An affidavit filed with the criminal complaint says that Johnson,
who accompanied U.S. troops in Baghdad, gathered up the paintings at a
palace that belonged to Uday Hussein, one of Iraqi President Saddam
Hussein's sons. The paintings depict Saddam and Uday.
Johnson, who initially told Customs officials he was given the
paintings by Iraqi citizens, said he had planned to keep them
"for decoration" and to provide one to his employer, the
affidavit says.
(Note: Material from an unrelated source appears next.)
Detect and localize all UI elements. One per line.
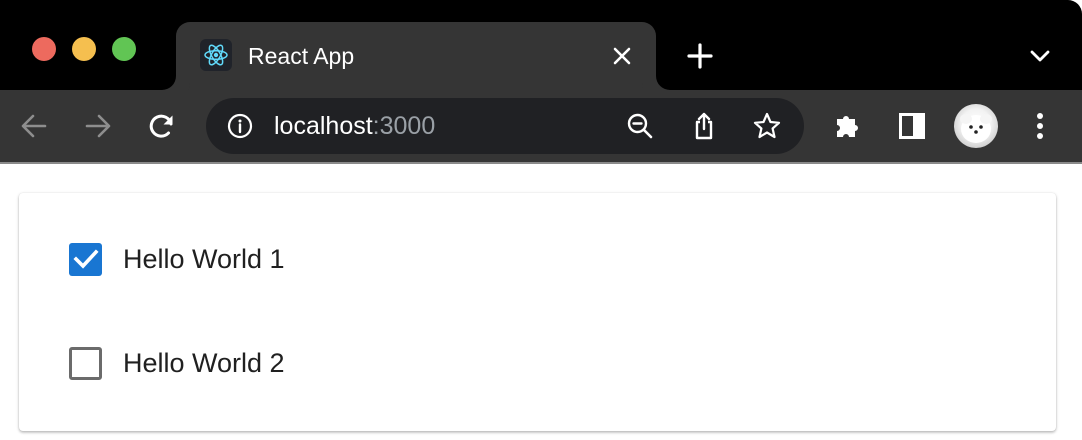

It is U.S. policy that all such items belong to the
Iraqi people.
Johnson worked for six years as a satellite truck engineer for Fox
News Channel, which fired him after learning he had admitted to taking
the paintings, a network statement said.
"This is an unfortunate incident and his supervisor took the
appropriate action for this transgression," the statement added.
The case was one of several to be detailed later Wednesday by
Customs officials, who have seized other Iraqi artworks, weapons and
other materials people have tried to smuggle into this country.
Museums, businesses, government offices and homes were widely
looted in Baghdad after the fall of Saddam's regime. Among the items
stolen were thousands of artworks and other antiquities, some
thousands of years old, from Iraq's vast collections of items from
Assyrian, Mesopotamian, Sumerian and other cultures.
An examination of Johnson's luggage also turned up 40 Iraqi
Monetary Bonds and a visitor's badge from the U.S. embassy in Kuwait.
Johnson, who lives in Alexandria, Va., has not been arrested but is to
appear before a federal magistrate next Tuesday.